Generation of SARS-CoV-2 pseudotyped variants
rVSV-ΔG-G* (G*: VSV glycoprotein) and VSV-ΔG-Spike (carrying Spike
protein of coronavirus instead of VSV glycoprotein) virus were produced
according to the protocol provided by Whitt in 2010 (Whitt, 2010).
BHK-21/WI-2 cells (Baby Hamster Kidney-21/ Clone WI-2, Kerafast, EH1011)

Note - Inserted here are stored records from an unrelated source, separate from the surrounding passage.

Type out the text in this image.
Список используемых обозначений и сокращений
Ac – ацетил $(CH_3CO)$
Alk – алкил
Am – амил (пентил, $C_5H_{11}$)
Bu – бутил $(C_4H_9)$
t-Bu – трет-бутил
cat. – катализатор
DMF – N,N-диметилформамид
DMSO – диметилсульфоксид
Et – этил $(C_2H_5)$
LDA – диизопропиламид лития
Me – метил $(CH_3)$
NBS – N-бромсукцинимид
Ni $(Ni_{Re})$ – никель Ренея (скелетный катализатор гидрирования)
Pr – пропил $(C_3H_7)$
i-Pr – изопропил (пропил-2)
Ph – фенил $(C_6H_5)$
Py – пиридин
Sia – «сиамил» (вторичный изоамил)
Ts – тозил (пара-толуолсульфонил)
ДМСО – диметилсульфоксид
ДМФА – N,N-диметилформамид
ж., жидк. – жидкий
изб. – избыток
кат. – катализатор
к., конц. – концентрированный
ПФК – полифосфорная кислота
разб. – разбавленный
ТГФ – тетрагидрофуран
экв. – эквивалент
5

were infected with vaccinia virus (ATCC, strain vTF7-3,
VR-2153TM) for 1 h, followed by co-transfection of
five plasmids: VSV-ΔG, together with VSV accessory plasmids encoding for
VSV-N, P, L, and G proteins (Kerafast), all of which were under T7
promoter control. The primary transfection was performed using
Lipofectamine 2000. BHK-21/WI-2 cells were transfected with Spike
plasmid to assist in creating passage 1 (P1). Forty-eight hours
following primary transfection, supernatant containing the recovered
VSV-Spike was collected, centrifuged at 1300 × g × 5 min to remove cell
debris. Total supernatant was collected, centrifuged, and used for
sequential passaging in Vero E6 cells to eliminate parental virus
(Yahalom-Ronen et al., 2020), as shown in Figure 1 .
VSV-ΔG-Spike was propagated in DMEM containing 5% FBS (reduced serum
media), MEM NEAA, 2mM L-glutamine, and 1% P/S.